If the passwords can be stolen on open Wifi depends if the password is transmitted in the first place and then if the data are transmitted in clear.
Are the data transmitted in clear?
If you use https instead of http for all data (like in case of gmail) then the data are not transmitted in clear. This means that it is unlikely that an attacker can get access to the plain traffic, although an insecure system open to MITM attacks (like having the SuperFish certificate installed) or a user blindly ignoring certificate warnings can still lead to a successful man in the middle attack and thus to interception of unencrypted traffic.
Note also that all significant traffic must be protected with https. This not only includes the main page but also any embedded scripts or CSS. Fortunately modern browsers simply block insecure mixed content by default, i.e. don't load Javascript via http if it is included on a https page.
Is the password send at all?
Most applications today have a separate login dialog which asks for the password once per session and then only transfers the status of the specific user (i.e. logged in or not and other information) using a session ID. In this case the password can not be easily sniffed since it is not transmitted in the first place. But, the session ID is in many cases as precious as the password itself and allows an attacker to impersonate the user even if the password itself is unknown to the attacker.
And, if the attacker can sniff the traffic (i.e. no https but only http) he can often also modify the traffic. This means the attacker could modify it in such a way that the current session gets invalidated and the web applications asks again for the password. If automatic filling of passwords is enabled this might even be done without the user noticing it (depends on browser).
And then there are a few sites which don't use their own login page but instead use Basic Authentication build into browsers. In this case the username and password is transmitted inside the HTTP request header for each request and can be easily extracted if the connection is not protected.
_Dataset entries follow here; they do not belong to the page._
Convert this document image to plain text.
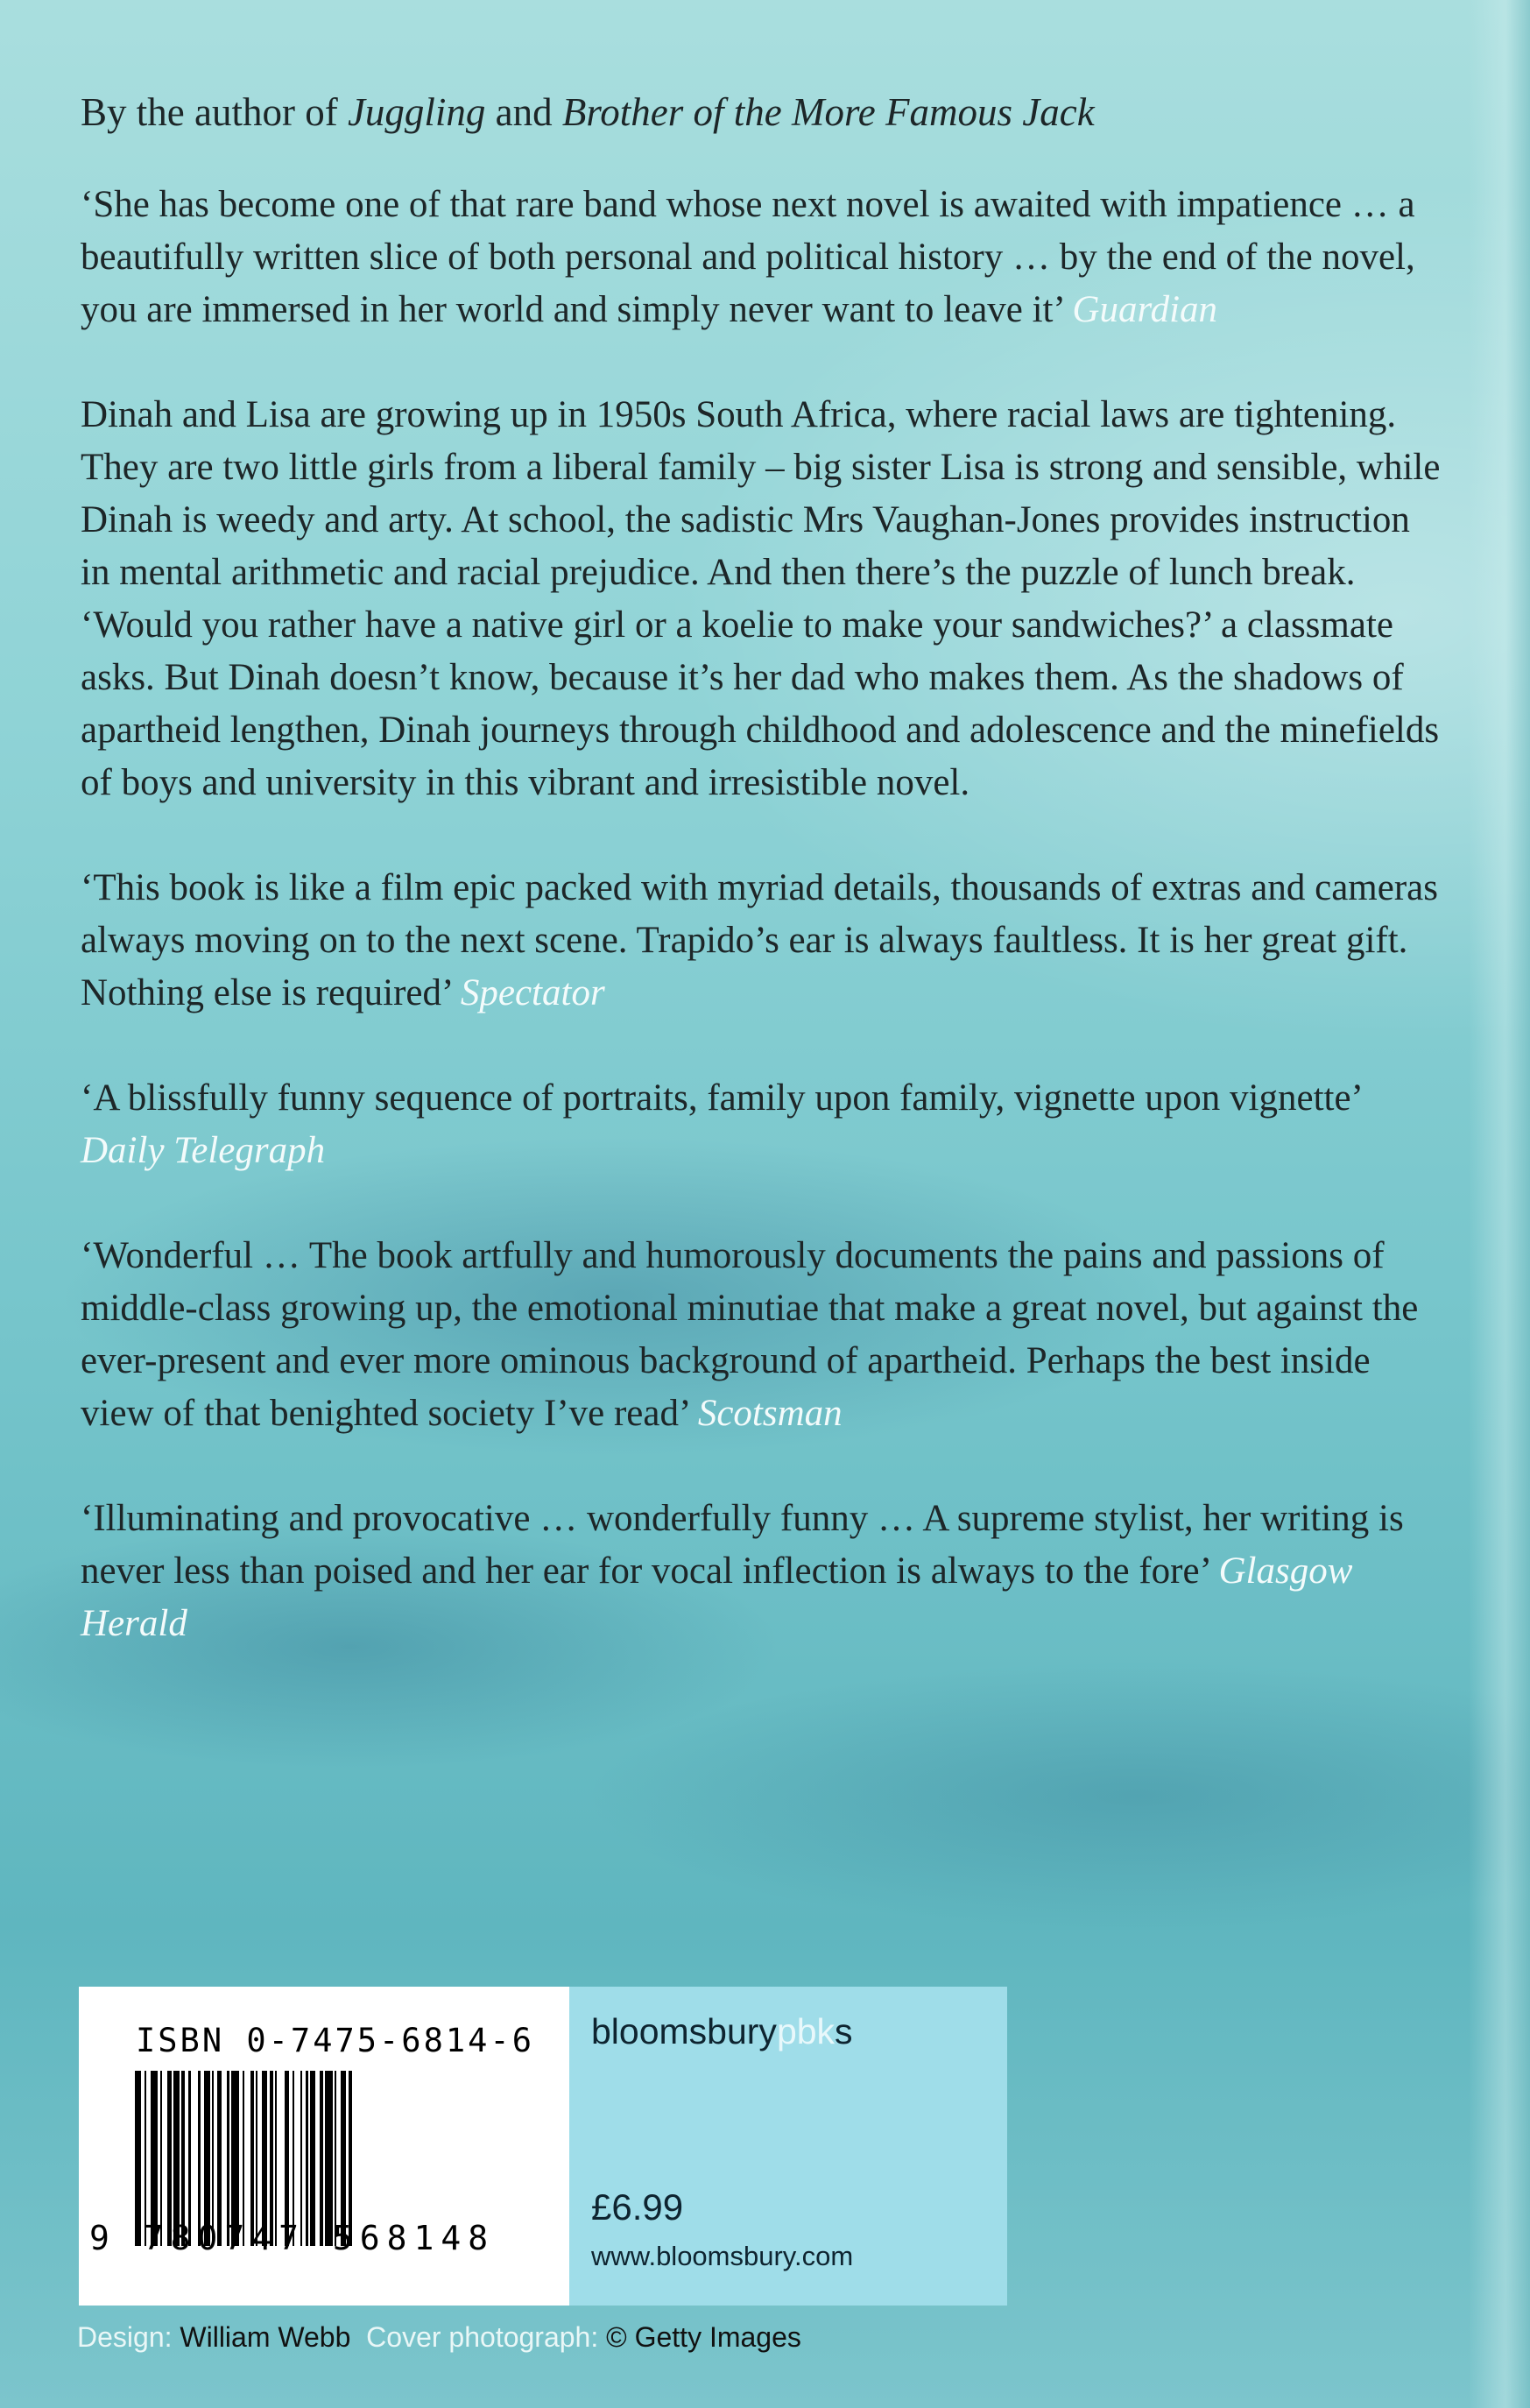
By the author of Juggling and Brother of the More Famous Jack

‘She has become one of that rare band whose next novel is awaited with impatience … a beautifully written slice of both personal and political history … by the end of the novel, you are immersed in her world and simply never want to leave it’ Guardian

Dinah and Lisa are growing up in 1950s South Africa, where racial laws are tightening. They are two little girls from a liberal family – big sister Lisa is strong and sensible, while Dinah is weedy and arty. At school, the sadistic Mrs Vaughan-Jones provides instruction in mental arithmetic and racial prejudice. And then there’s the puzzle of lunch break. ‘Would you rather have a native girl or a koelie to make your sandwiches?’ a classmate asks. But Dinah doesn’t know, because it’s her dad who makes them. As the shadows of apartheid lengthen, Dinah journeys through childhood and adolescence and the minefields of boys and university in this vibrant and irresistible novel.

‘This book is like a film epic packed with myriad details, thousands of extras and cameras always moving on to the next scene. Trapido’s ear is always faultless. It is her great gift. Nothing else is required’ Spectator

‘A blissfully funny sequence of portraits, family upon family, vignette upon vignette’ Daily Telegraph

‘Wonderful … The book artfully and humorously documents the pains and passions of middle-class growing up, the emotional minutiae that make a great novel, but against the ever-present and ever more ominous background of apartheid. Perhaps the best inside view of that benighted society I’ve read’ Scotsman

‘Illuminating and provocative … wonderfully funny … A supreme stylist, her writing is never less than poised and her ear for vocal inflection is always to the fore’ Glasgow Herald

ISBN 0-7475-6814-6
9 780747 568148
bloomsburypbks
£6.99
www.bloomsbury.com
Design: William Webb Cover photograph: © Getty Images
Am I save if I don't visit the site when using an open Wifi?
No you are not. If the attacker can modify some traffic he can trick your browser into visiting any site he wants and thus get access to any passwords or session ID's transmitted in clear. And if done cleverly you might not even notice it. See for example PoisonTap for how to quickly extract information from a browser. While this specific attack makes use of Ethernet over USB it can be done the same way inside an attacker controlled Wifi (which any open Wifi might be).
Also, more complex attacks are possible like polluting the browsers cache which might result in the attacker controlling some of your browsing even if you are no longer logged into the open Wifi.
What can I do to protect myself?
Don't use open Wifi at all.
Alternatively use a VPN but make sure that the VPN is actually active from start. This might not be possible in all cases since many open Wifi require to first acknowledge their terms of service. Mobile systems like Android often detect such captive portals and handle this for you by opening the captive page in a separate browser, but on Desktops you are usually on your own. Also, some open Wifi simply block VPN traffic.